Le blanc exprime l'aspiration du pays à vivre en paix, le vert évoque la richesse de son agriculture, le rouge porte témoignage devant l'histoire du courage du peuple et de l'armée dans l'épreuve. Les armoiries d'état furent ajoutées par décret constitutionnel le 6 décembre 1947. Mêlant l'héraldique traditionnelle (lion doré debout sur champ d'azur) aux insignes de l'idéologie communiste (étoile rouge, roue d'engrenage, couronne d'épis) elles présentent dans la banderole de soulignage deux nombres : 681 (année de fondation du premier état bulgare par une ethnie d'origine turco-mongole) et 1944 (année qui connut le rejet de la monarchi régnante compromise pendant la seconde guerre mondiale avec l'Allemagne nazie.) Un remodelage de ces armoiries qui entérinera la suppression de l'étoile rouge et des emblèmes communistes est actuellement en cours.
01:40 Publié dans DRAPEAUX D'EUROPE | Lien permanent | Commentaires (10) | Envoyer cette note
02.02.2008
PAYS-BAS, LUXEMBOURG
Un drapeau, deux pays : Les Pays-bas et le Luxembourg.

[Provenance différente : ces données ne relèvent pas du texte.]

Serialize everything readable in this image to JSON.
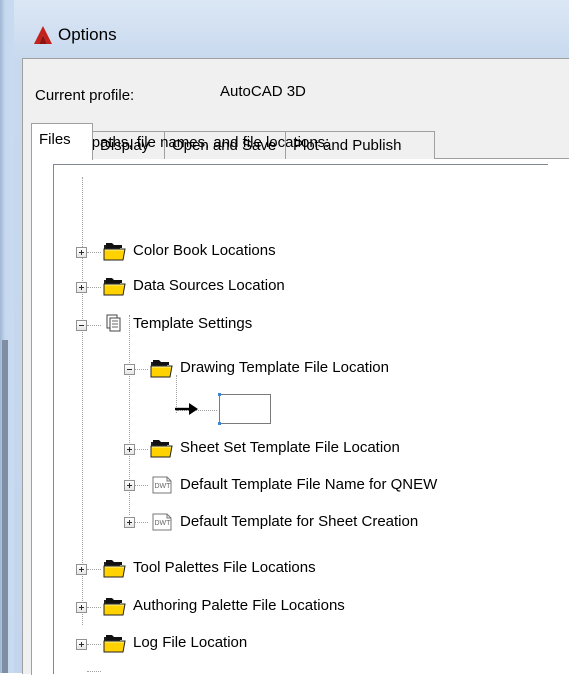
{
  "window": {
    "title": "Options",
    "app_icon": "autocad-logo-icon",
    "accent_color": "#c2221b"
  },
  "profile": {
    "label": "Current profile:",
    "value": "AutoCAD 3D"
  },
  "tabs": [
    {
      "label": "Files",
      "active": true
    },
    {
      "label": "Display",
      "active": false
    },
    {
      "label": "Open and Save",
      "active": false
    },
    {
      "label": "Plot and Publish",
      "active": false
    }
  ],
  "search_label": "Search paths, file names, and file locations:",
  "tree": {
    "items": [
      {
        "label": "Color Book Locations",
        "icon": "folder-stack-icon",
        "state": "collapsed"
      },
      {
        "label": "Data Sources Location",
        "icon": "folder-stack-icon",
        "state": "collapsed"
      },
      {
        "label": "Template Settings",
        "icon": "documents-icon",
        "state": "expanded"
      },
      {
        "label": "Drawing Template File Location",
        "icon": "folder-stack-icon",
        "state": "expanded"
      },
      {
        "label": "Sheet Set Template File Location",
        "icon": "folder-stack-icon",
        "state": "collapsed"
      },
      {
        "label": "Default Template File Name for QNEW",
        "icon": "dwt-file-icon",
        "state": "collapsed"
      },
      {
        "label": "Default Template for Sheet Creation",
        "icon": "dwt-file-icon",
        "state": "collapsed"
      },
      {
        "label": "Tool Palettes File Locations",
        "icon": "folder-stack-icon",
        "state": "collapsed"
      },
      {
        "label": "Authoring Palette File Locations",
        "icon": "folder-stack-icon",
        "state": "collapsed"
      },
      {
        "label": "Log File Location",
        "icon": "folder-stack-icon",
        "state": "collapsed"
      }
    ],
    "edit_value": "",
    "dwt_badge": "DWT"
  }
}
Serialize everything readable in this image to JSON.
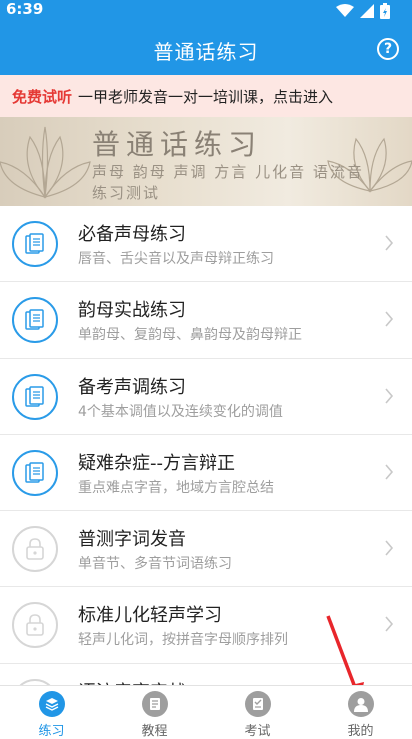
{
  "status": {
    "time": "6:39"
  },
  "header": {
    "title": "普通话练习",
    "help": "?"
  },
  "promo": {
    "highlight": "免费试听",
    "text": "一甲老师发音一对一培训课，点击进入"
  },
  "banner": {
    "title": "普通话练习",
    "line1": "声母 韵母 声调 方言 儿化音 语流音",
    "line2": "练习测试"
  },
  "items": [
    {
      "title": "必备声母练习",
      "desc": "唇音、舌尖音以及声母辩正练习",
      "locked": false
    },
    {
      "title": "韵母实战练习",
      "desc": "单韵母、复韵母、鼻韵母及韵母辩正",
      "locked": false
    },
    {
      "title": "备考声调练习",
      "desc": "4个基本调值以及连续变化的调值",
      "locked": false
    },
    {
      "title": "疑难杂症--方言辩正",
      "desc": "重点难点字音，地域方言腔总结",
      "locked": false
    },
    {
      "title": "普测字词发音",
      "desc": "单音节、多音节词语练习",
      "locked": true
    },
    {
      "title": "标准儿化轻声学习",
      "desc": "轻声儿化词，按拼音字母顺序排列",
      "locked": true
    },
    {
      "title": "语流音变实战",
      "desc": "",
      "locked": true
    }
  ],
  "tabs": [
    {
      "label": "练习",
      "icon": "layers-icon",
      "active": true
    },
    {
      "label": "教程",
      "icon": "book-icon",
      "active": false
    },
    {
      "label": "考试",
      "icon": "exam-icon",
      "active": false
    },
    {
      "label": "我的",
      "icon": "user-icon",
      "active": false
    }
  ],
  "colors": {
    "primary": "#2196e6",
    "promo_bg": "#fde7e3",
    "promo_red": "#e53935",
    "annotation_red": "#e8262b"
  }
}
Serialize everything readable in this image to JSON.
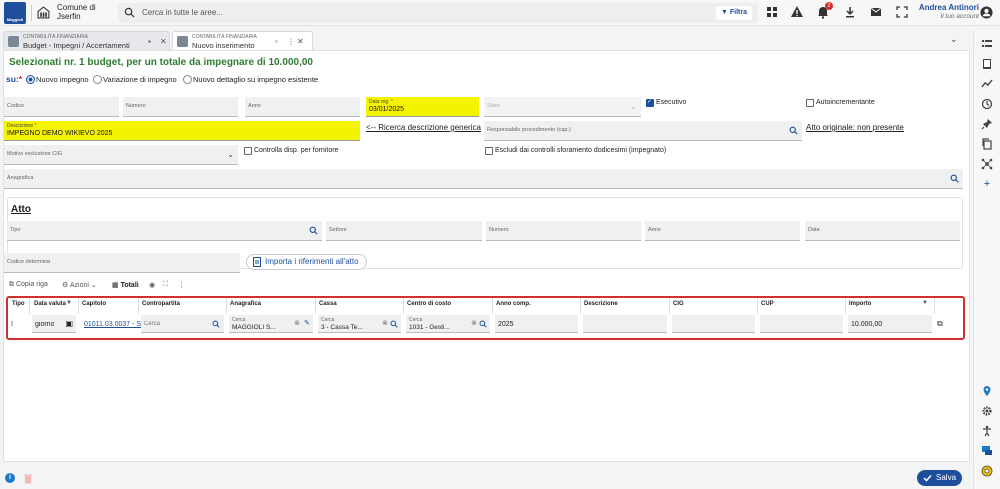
{
  "header": {
    "logo_text": "Maggioli",
    "org_line1": "Comune di",
    "org_line2": "Jserfin",
    "search_placeholder": "Cerca in tutte le aree...",
    "filter_label": "Filtra",
    "notification_count": "2",
    "user_name": "Andrea Antinori",
    "user_role": "Il tuo account"
  },
  "tabs": [
    {
      "subtitle": "CONTABILITÀ FINANZIARIA",
      "title": "Budget - Impegni / Accertamenti"
    },
    {
      "subtitle": "CONTABILITÀ FINANZIARIA",
      "title": "Nuovo inserimento"
    }
  ],
  "form": {
    "headline": "Selezionati nr. 1 budget, per un totale da impegnare di 10.000,00",
    "su_label": "su:",
    "required_mark": "*",
    "radios": [
      {
        "label": "Nuovo impegno",
        "selected": true
      },
      {
        "label": "Variazione di impegno",
        "selected": false
      },
      {
        "label": "Nuovo dettaglio su impegno esistente",
        "selected": false
      }
    ],
    "codice_label": "Codice",
    "numero_label": "Numero",
    "anno_label": "Anno",
    "data_reg_label": "Data reg.",
    "data_reg_value": "03/01/2025",
    "stato_label": "Stato",
    "esecutivo_label": "Esecutivo",
    "autoincrementante_label": "Autoincrementante",
    "descrizione_label": "Descrizione",
    "descrizione_value": "IMPEGNO DEMO WIKIEVO 2025",
    "ricerca_link": "<-- Ricerca descrizione generica",
    "responsabile_label": "Responsabile procedimento (cap.)",
    "atto_originale_link": "Atto originale: non presente",
    "motivo_label": "Motivo esclusione CIG",
    "controlla_label": "Controlla disp. per fornitore",
    "escludi_label": "Escludi dai controlli sforamento dodicesimi (impegnato)",
    "anagrafica_label": "Anagrafica"
  },
  "atto": {
    "title": "Atto",
    "tipo_label": "Tipo",
    "settore_label": "Settore",
    "numero_label": "Numero",
    "anno_label": "Anno",
    "data_label": "Data",
    "codice_det_label": "Codice determina",
    "import_button": "Importa i riferimenti all'atto"
  },
  "grid_toolbar": {
    "copia": "Copia riga",
    "azioni": "Azioni",
    "totali": "Totali"
  },
  "table": {
    "headers": [
      "Tipo",
      "Data valuta",
      "Capitolo",
      "Contropartita",
      "Anagrafica",
      "Cassa",
      "Centro di costo",
      "Anno comp.",
      "Descrizione",
      "CIG",
      "CUP",
      "Importo"
    ],
    "row": {
      "tipo": "I",
      "data_valuta": "giorno",
      "capitolo": "01011.03.0037 - S",
      "contropartita_placeholder": "Cerca",
      "anagrafica_hint": "Cerca",
      "anagrafica_value": "MAGGIOLI S...",
      "cassa_hint": "Cerca",
      "cassa_value": "3 - Cassa Te...",
      "centro_hint": "Cerca",
      "centro_value": "1031 - Gesti...",
      "anno_comp": "2025",
      "importo": "10.000,00"
    }
  },
  "footer": {
    "save_label": "Salva",
    "info_label": "i"
  },
  "colors": {
    "brand": "#1e4f9c",
    "highlight": "#f5f400",
    "headline": "#2e7d32",
    "focus_border": "#d32f2f"
  }
}
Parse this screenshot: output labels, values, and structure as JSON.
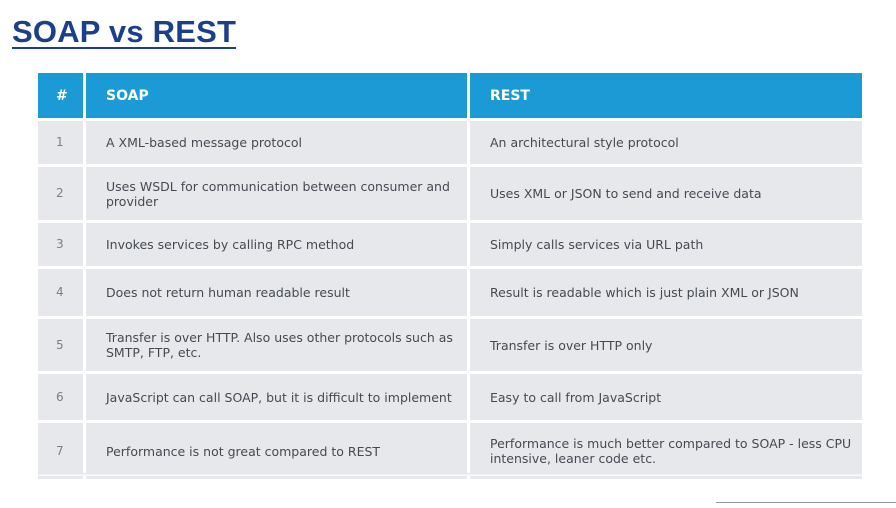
{
  "title": "SOAP vs REST",
  "table": {
    "headers": [
      "#",
      "SOAP",
      "REST"
    ],
    "rows": [
      {
        "num": "1",
        "soap": "A XML-based message protocol",
        "rest": "An architectural style protocol"
      },
      {
        "num": "2",
        "soap": "Uses WSDL for communication between consumer and provider",
        "rest": "Uses XML or JSON to send and receive data"
      },
      {
        "num": "3",
        "soap": "Invokes services by calling RPC method",
        "rest": "Simply calls services via URL path"
      },
      {
        "num": "4",
        "soap": "Does not return human readable result",
        "rest": "Result is readable which is just plain XML or JSON"
      },
      {
        "num": "5",
        "soap": "Transfer is over HTTP. Also uses other protocols such as SMTP, FTP, etc.",
        "rest": "Transfer is over HTTP only"
      },
      {
        "num": "6",
        "soap": "JavaScript can call SOAP, but it is difficult to implement",
        "rest": "Easy to call from JavaScript"
      },
      {
        "num": "7",
        "soap": "Performance is not great compared to REST",
        "rest": "Performance is much better compared to SOAP - less CPU intensive, leaner code etc."
      }
    ]
  },
  "colors": {
    "title": "#1c3f8a",
    "header_bg": "#1b9ad6",
    "row_bg": "#e7e8ec",
    "row_text": "#454a52"
  }
}
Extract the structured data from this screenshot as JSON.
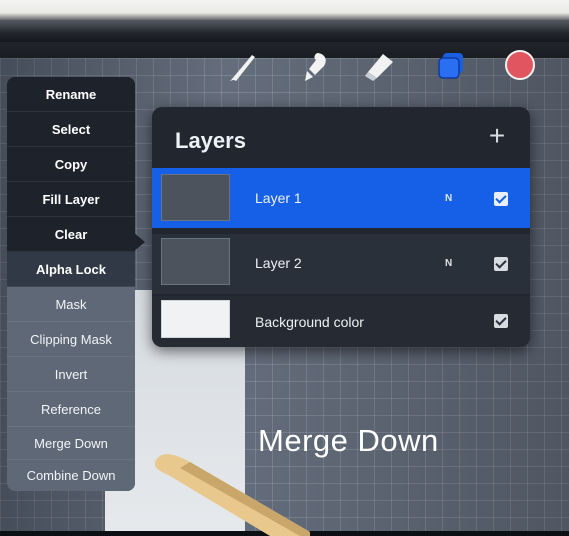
{
  "toolbar": {
    "tools": [
      "brush-icon",
      "smudge-icon",
      "eraser-icon",
      "layers-icon",
      "color-swatch"
    ],
    "color": "#e0555f",
    "layers_accent": "#1a5fe0"
  },
  "menu": {
    "items": [
      {
        "label": "Rename"
      },
      {
        "label": "Select"
      },
      {
        "label": "Copy"
      },
      {
        "label": "Fill Layer"
      },
      {
        "label": "Clear"
      },
      {
        "label": "Alpha Lock"
      },
      {
        "label": "Mask"
      },
      {
        "label": "Clipping Mask"
      },
      {
        "label": "Invert"
      },
      {
        "label": "Reference"
      },
      {
        "label": "Merge Down"
      },
      {
        "label": "Combine Down"
      }
    ]
  },
  "layers": {
    "title": "Layers",
    "add_symbol": "+",
    "rows": [
      {
        "name": "Layer 1",
        "blend": "N",
        "visible": true,
        "selected": true
      },
      {
        "name": "Layer 2",
        "blend": "N",
        "visible": true,
        "selected": false
      },
      {
        "name": "Background color",
        "blend": "",
        "visible": true,
        "selected": false
      }
    ],
    "accent": "#1560e6"
  },
  "caption": "Merge Down"
}
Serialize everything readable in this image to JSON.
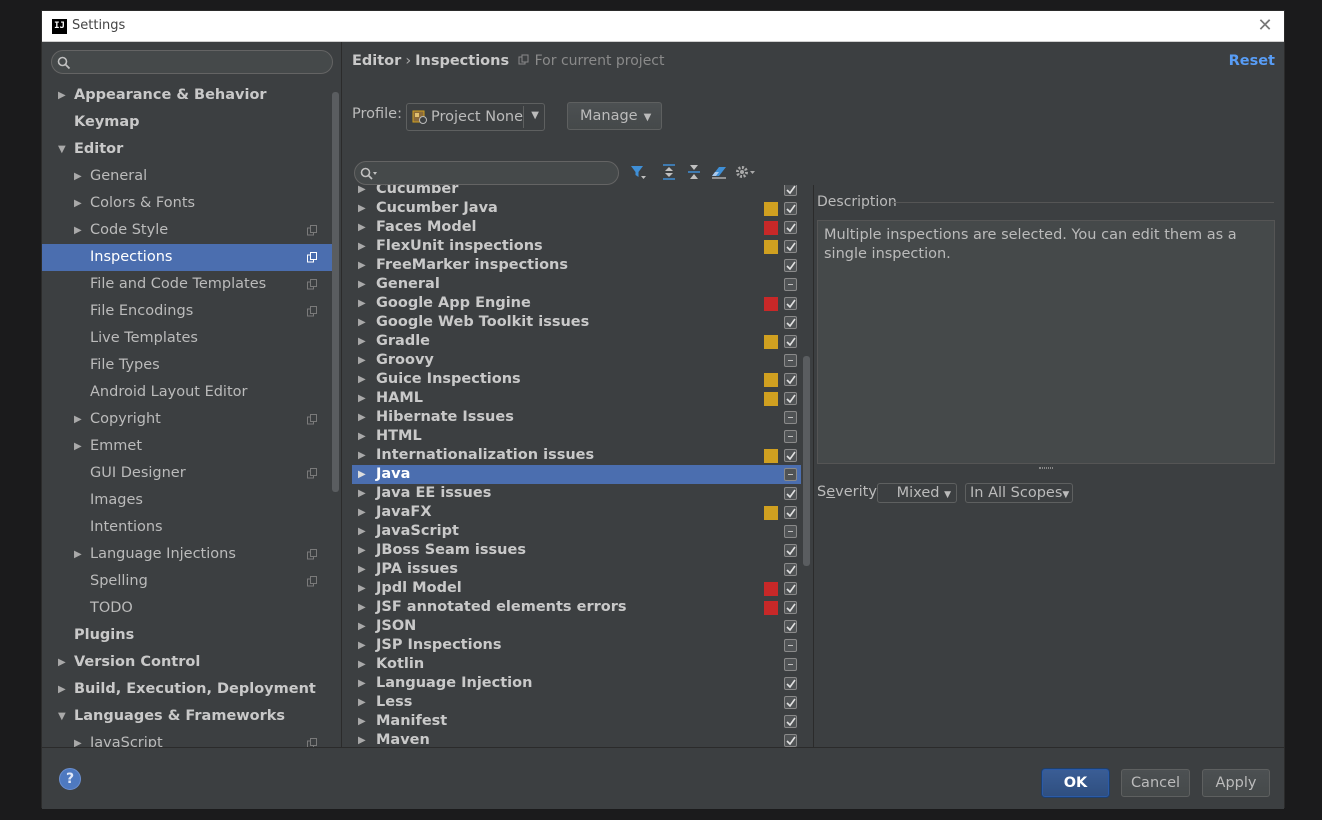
{
  "window": {
    "title": "Settings",
    "logo_text": "IJ",
    "close_glyph": "✕"
  },
  "sidebar": {
    "search_icon": "search-icon",
    "items": [
      {
        "label": "Appearance & Behavior",
        "level": 0,
        "arrow": "▶",
        "bold": true,
        "copy": false,
        "selected": false
      },
      {
        "label": "Keymap",
        "level": 0,
        "arrow": "",
        "bold": true,
        "copy": false,
        "selected": false
      },
      {
        "label": "Editor",
        "level": 0,
        "arrow": "▼",
        "bold": true,
        "copy": false,
        "selected": false
      },
      {
        "label": "General",
        "level": 1,
        "arrow": "▶",
        "bold": false,
        "copy": false,
        "selected": false
      },
      {
        "label": "Colors & Fonts",
        "level": 1,
        "arrow": "▶",
        "bold": false,
        "copy": false,
        "selected": false
      },
      {
        "label": "Code Style",
        "level": 1,
        "arrow": "▶",
        "bold": false,
        "copy": true,
        "selected": false
      },
      {
        "label": "Inspections",
        "level": 1,
        "arrow": "",
        "bold": false,
        "copy": true,
        "selected": true
      },
      {
        "label": "File and Code Templates",
        "level": 1,
        "arrow": "",
        "bold": false,
        "copy": true,
        "selected": false
      },
      {
        "label": "File Encodings",
        "level": 1,
        "arrow": "",
        "bold": false,
        "copy": true,
        "selected": false
      },
      {
        "label": "Live Templates",
        "level": 1,
        "arrow": "",
        "bold": false,
        "copy": false,
        "selected": false
      },
      {
        "label": "File Types",
        "level": 1,
        "arrow": "",
        "bold": false,
        "copy": false,
        "selected": false
      },
      {
        "label": "Android Layout Editor",
        "level": 1,
        "arrow": "",
        "bold": false,
        "copy": false,
        "selected": false
      },
      {
        "label": "Copyright",
        "level": 1,
        "arrow": "▶",
        "bold": false,
        "copy": true,
        "selected": false
      },
      {
        "label": "Emmet",
        "level": 1,
        "arrow": "▶",
        "bold": false,
        "copy": false,
        "selected": false
      },
      {
        "label": "GUI Designer",
        "level": 1,
        "arrow": "",
        "bold": false,
        "copy": true,
        "selected": false
      },
      {
        "label": "Images",
        "level": 1,
        "arrow": "",
        "bold": false,
        "copy": false,
        "selected": false
      },
      {
        "label": "Intentions",
        "level": 1,
        "arrow": "",
        "bold": false,
        "copy": false,
        "selected": false
      },
      {
        "label": "Language Injections",
        "level": 1,
        "arrow": "▶",
        "bold": false,
        "copy": true,
        "selected": false
      },
      {
        "label": "Spelling",
        "level": 1,
        "arrow": "",
        "bold": false,
        "copy": true,
        "selected": false
      },
      {
        "label": "TODO",
        "level": 1,
        "arrow": "",
        "bold": false,
        "copy": false,
        "selected": false
      },
      {
        "label": "Plugins",
        "level": 0,
        "arrow": "",
        "bold": true,
        "copy": false,
        "selected": false
      },
      {
        "label": "Version Control",
        "level": 0,
        "arrow": "▶",
        "bold": true,
        "copy": false,
        "selected": false
      },
      {
        "label": "Build, Execution, Deployment",
        "level": 0,
        "arrow": "▶",
        "bold": true,
        "copy": false,
        "selected": false
      },
      {
        "label": "Languages & Frameworks",
        "level": 0,
        "arrow": "▼",
        "bold": true,
        "copy": false,
        "selected": false
      },
      {
        "label": "JavaScript",
        "level": 1,
        "arrow": "▶",
        "bold": false,
        "copy": true,
        "selected": false
      }
    ]
  },
  "header": {
    "crumb_parent": "Editor",
    "crumb_sep": "›",
    "crumb_current": "Inspections",
    "scope_text": "For current project",
    "reset_label": "Reset"
  },
  "profile": {
    "label": "Profile:",
    "value": "Project None",
    "dropdown_glyph": "▼",
    "manage_label": "Manage",
    "manage_glyph": "▼"
  },
  "toolbar": {
    "icons": [
      "filter-icon",
      "expand-all-icon",
      "collapse-all-icon",
      "eraser-icon",
      "gear-icon"
    ]
  },
  "colors": {
    "selection": "#4b6eaf",
    "warning": "#d0a020",
    "error": "#c82828",
    "link": "#589df6"
  },
  "inspections": [
    {
      "name": "Cucumber",
      "severity": "none",
      "state": "checked",
      "selected": false
    },
    {
      "name": "Cucumber Java",
      "severity": "warning",
      "state": "checked",
      "selected": false
    },
    {
      "name": "Faces Model",
      "severity": "error",
      "state": "checked",
      "selected": false
    },
    {
      "name": "FlexUnit inspections",
      "severity": "warning",
      "state": "checked",
      "selected": false
    },
    {
      "name": "FreeMarker inspections",
      "severity": "none",
      "state": "checked",
      "selected": false
    },
    {
      "name": "General",
      "severity": "none",
      "state": "mixed",
      "selected": false
    },
    {
      "name": "Google App Engine",
      "severity": "error",
      "state": "checked",
      "selected": false
    },
    {
      "name": "Google Web Toolkit issues",
      "severity": "none",
      "state": "checked",
      "selected": false
    },
    {
      "name": "Gradle",
      "severity": "warning",
      "state": "checked",
      "selected": false
    },
    {
      "name": "Groovy",
      "severity": "none",
      "state": "mixed",
      "selected": false
    },
    {
      "name": "Guice Inspections",
      "severity": "warning",
      "state": "checked",
      "selected": false
    },
    {
      "name": "HAML",
      "severity": "warning",
      "state": "checked",
      "selected": false
    },
    {
      "name": "Hibernate Issues",
      "severity": "none",
      "state": "mixed",
      "selected": false
    },
    {
      "name": "HTML",
      "severity": "none",
      "state": "mixed",
      "selected": false
    },
    {
      "name": "Internationalization issues",
      "severity": "warning",
      "state": "checked",
      "selected": false
    },
    {
      "name": "Java",
      "severity": "none",
      "state": "mixed",
      "selected": true
    },
    {
      "name": "Java EE issues",
      "severity": "none",
      "state": "checked",
      "selected": false
    },
    {
      "name": "JavaFX",
      "severity": "warning",
      "state": "checked",
      "selected": false
    },
    {
      "name": "JavaScript",
      "severity": "none",
      "state": "mixed",
      "selected": false
    },
    {
      "name": "JBoss Seam issues",
      "severity": "none",
      "state": "checked",
      "selected": false
    },
    {
      "name": "JPA issues",
      "severity": "none",
      "state": "checked",
      "selected": false
    },
    {
      "name": "Jpdl Model",
      "severity": "error",
      "state": "checked",
      "selected": false
    },
    {
      "name": "JSF annotated elements errors",
      "severity": "error",
      "state": "checked",
      "selected": false
    },
    {
      "name": "JSON",
      "severity": "none",
      "state": "checked",
      "selected": false
    },
    {
      "name": "JSP Inspections",
      "severity": "none",
      "state": "mixed",
      "selected": false
    },
    {
      "name": "Kotlin",
      "severity": "none",
      "state": "mixed",
      "selected": false
    },
    {
      "name": "Language Injection",
      "severity": "none",
      "state": "checked",
      "selected": false
    },
    {
      "name": "Less",
      "severity": "none",
      "state": "checked",
      "selected": false
    },
    {
      "name": "Manifest",
      "severity": "none",
      "state": "checked",
      "selected": false
    },
    {
      "name": "Maven",
      "severity": "none",
      "state": "checked",
      "selected": false
    }
  ],
  "description": {
    "label": "Description",
    "text": "Multiple inspections are selected. You can edit them as a single inspection."
  },
  "severity": {
    "label": "Severity:",
    "value": "Mixed",
    "scope_value": "In All Scopes",
    "dropdown_glyph": "▼"
  },
  "footer": {
    "help_glyph": "?",
    "ok_label": "OK",
    "cancel_label": "Cancel",
    "apply_label": "Apply"
  }
}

Celui des Pays-Bas tricolore rouge-blanc-bleu, disposé en bandes horizontales existe depuis 1630. Le Prinsenvlag , la "bannière du prince" symbolisait à cette époque la révolte contre la domination espagnole. Ses couleurs orange-blanc-bleu s'inspiraient alors de celles des armoiries de Guillaume 1er d'Orange-Nassau, le père de la patrie. S'avisant toutefois que la teinte orange, d'intensité minime, était malaisée à distinguer en mer, on lui substitua bientôt le rouge, plus nettement repérable. Afin de rappeler et de célébrer la couleur délaissée du fondateur de la dynastie régnante, on ajoute volontiers depuis le XIXème siècle, une banderole orange au drapeau national lors des anniversaires des membres de la Maison royale à l'occasion de certaines festivités.
<
<
<
Quant au drapeau du Luxembourg, qui, quoique fort semblable à celui du Prinsenvlag néerlandais, il s'en distingue par une longueur sensiblement supérieure et un bleu légèrement plus clair. Cette ressemblance apparaît d'ailleurs comme tout à fait fortuite puisque les couleurs du Luxembourg remontent à la fin du XIIIème siècle. Un lion rouge couronné chevauchait en effet dès la période médiévale sur les bannières grand-ducales une gamme de bandes blanches et bleues alternées.
09:00 Publié dans DRAPEAUX D'EUROPE | Lien permanent | Commentaires (4) | Envoyer cette note
31.01.2008
ALLEMAGNE, AUTRICHE, GDE BRETAGNE, IRLANDE, BELGIQUE
L'ALLEMAGNE
Après la dislocation consommée par Napoléon du Saint Empire romain germanique et l'abdication de François II en 1806, deux tendances distinctes se firent jour en Allemagne. La première était d'essence fédéraliste et démocratique, la seconde, centraliste, se référait ouvertement à l'impérialisme prussien. Porté par le Mouvement fédéraliste, l'éphémère Parlement de Francfort se reconnut dans les trois couleurs qui avaient été celles des patriotes allemands pendant les guerres napoléonniennes : le noir, le rouge et l'or répartis en bandes horizontales. En 1867, Bismark, qui incarnait la tendance opposée et avait entre-temps été nommé chancelier, leur substitua les couleurs traditionnelles de la Prusse amalgammées à celles de l'ancienne Ligue hanséatique. Le noir, le blanc et le rouge s'imposèrent donc au pays lors de l'instauration du Nouvel empire (18 janvier 1871.)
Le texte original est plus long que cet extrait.